Aber dafür ließ Etienne Schneider es zu, dass der grüne Europaabgeordnete und Energiepolitiker Claude Turmes den Energie-Teil im Regierungsprogramm komplett neu schrieb. Wäre es nach Schneider gegangen, hätten an erster Stelle „billige Energiepreise“ gestanden. Nun nimmt Blau-Rot-Grün sich vor, Luxemburg zu einem „Pionier“ beim Energiesparen zu machen, und das Ziel, bis 2020 elf Prozent des Energieverbrauchs aus erneuerbaren Quellen zu decken, zu überprüfen und eventuell zu erweitern. Effizienter Hausbau würde zu einer Priorität und die „Écoconstruction“ zum Leitthema bei der Diversifizierung der Wirtschaft in Richtung Ökotechnologien. Nach und nach sollen sämtliche Altbauten energetisch saniert werden (S. 61). Um finanziell schlechter gestellten Haushalten entgegenzukommen, soll eine „Klimabank“, wie die DP sie seit Jahren verlangt, solche Projekte vorfinanzieren (S. 58). Die Nutzung der umstrittenen Agrofuels der ersten Generation werde „gekappt“, und sogar die von Schneider in der vorigen Legislaturperiode als „Preistreiber“ im Strompreiskompensationsfonds gebrandmarkte Solarstromproduktion, für die ein höherer Einspeisepreis nur bis zu einer gewissen Anlagengröße garantiert ist, kommt zu neuen Ehren – sofern große Anlagen von Genossenschaften betrieben werden. Der stromintensiven Industrie könnten Abschläge auf den Strompreis gewährt werden – aber nur, falls sie Stromsparanstrengungen macht. Details soll ein Abkommen mit der Fedil regeln
Man wird sehen, was daraus wird. Bei genauem Lesen ist nicht zu übersehen, dass die „zentrale Bedeutung“ für Klimaschutz und grüne Energien erst „mittelfristig“ gelten soll. Zwar soll die „Energiewende“ dorthin schon jetzt beginnen (S. 58). Aber es muss vor allem das Wirtschaftsministerium sein, das dieses Programm umsetzt – mit denselben Beamten, die bisher immer fanden, zu viel Effizienz und grüner Strom kosteten nur unnötig Geld. Aber andererseits soll ab 2019 hierzulande jeder Wohnungsneubau dem Null- oder Plusenergiestandard genügen und damit bestenfalls sogar Energie produzieren. Luxemburg will damit zwei Jahre früher beginnen als der Rest der EU und seinem Handwerk zu einem Kompetenzvorsprung verhelfen.

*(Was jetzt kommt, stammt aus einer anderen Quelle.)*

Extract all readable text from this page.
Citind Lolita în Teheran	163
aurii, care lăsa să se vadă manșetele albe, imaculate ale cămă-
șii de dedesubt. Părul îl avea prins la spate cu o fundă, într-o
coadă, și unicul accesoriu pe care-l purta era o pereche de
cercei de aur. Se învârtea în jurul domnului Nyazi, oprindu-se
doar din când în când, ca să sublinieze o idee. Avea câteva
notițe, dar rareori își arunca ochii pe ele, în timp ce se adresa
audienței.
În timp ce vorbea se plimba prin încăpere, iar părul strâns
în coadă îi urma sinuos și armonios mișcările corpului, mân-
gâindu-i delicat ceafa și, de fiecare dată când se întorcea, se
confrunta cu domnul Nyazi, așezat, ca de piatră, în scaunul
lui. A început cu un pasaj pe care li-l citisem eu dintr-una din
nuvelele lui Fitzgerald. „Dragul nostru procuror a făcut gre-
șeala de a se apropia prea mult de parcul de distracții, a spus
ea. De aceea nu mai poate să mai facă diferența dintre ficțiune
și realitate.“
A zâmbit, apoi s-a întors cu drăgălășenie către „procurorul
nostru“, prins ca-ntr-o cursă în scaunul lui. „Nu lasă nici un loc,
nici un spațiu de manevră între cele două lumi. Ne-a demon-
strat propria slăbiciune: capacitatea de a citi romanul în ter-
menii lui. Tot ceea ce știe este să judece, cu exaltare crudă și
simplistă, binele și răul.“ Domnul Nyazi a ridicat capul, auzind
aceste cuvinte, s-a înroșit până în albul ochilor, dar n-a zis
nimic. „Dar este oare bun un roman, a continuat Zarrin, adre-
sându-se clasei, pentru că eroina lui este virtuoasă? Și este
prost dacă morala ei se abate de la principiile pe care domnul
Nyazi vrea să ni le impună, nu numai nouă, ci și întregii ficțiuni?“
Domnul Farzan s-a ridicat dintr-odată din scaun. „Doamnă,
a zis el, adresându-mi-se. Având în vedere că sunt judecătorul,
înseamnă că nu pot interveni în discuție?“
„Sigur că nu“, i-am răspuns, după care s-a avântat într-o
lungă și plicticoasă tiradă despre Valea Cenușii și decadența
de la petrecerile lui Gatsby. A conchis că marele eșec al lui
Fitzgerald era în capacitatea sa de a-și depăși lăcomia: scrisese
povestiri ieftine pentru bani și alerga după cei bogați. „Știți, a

Etienne Schneider war es, der dazu vor ein paar Monaten den Entwurf für eine Verordnung auf den Instanzenweg gebracht hatte.
Druck zum Energiesparen kommt ebenfalls aus einer neuen EU-Richtlinie. Ab kommenden 1. Januar müssen Jahr für Jahr drei Prozent der Bauten, die im Besitz des Zentralstaats sind, energetisch saniert werden, und für neu gebaute öffentliche „Funktionsgebäude“ gilt der Passivstandard. Da wird sich nicht zuletzt die Frage stellen, wie man diese Energiewende finanziert. Eine Idee ist, „Mehreinnahmen“ aus dem Tanktourismus eine Zweckbindung für Energievorhaben zu geben (S. 62). Aber gleich anschließend heißt es, das gelte erst, „wenn der Staatshaushalt es erlaubt“. Schon möglich, dass die Energiewende in den Wahlprogrammen 2018 erneut versprochen wird.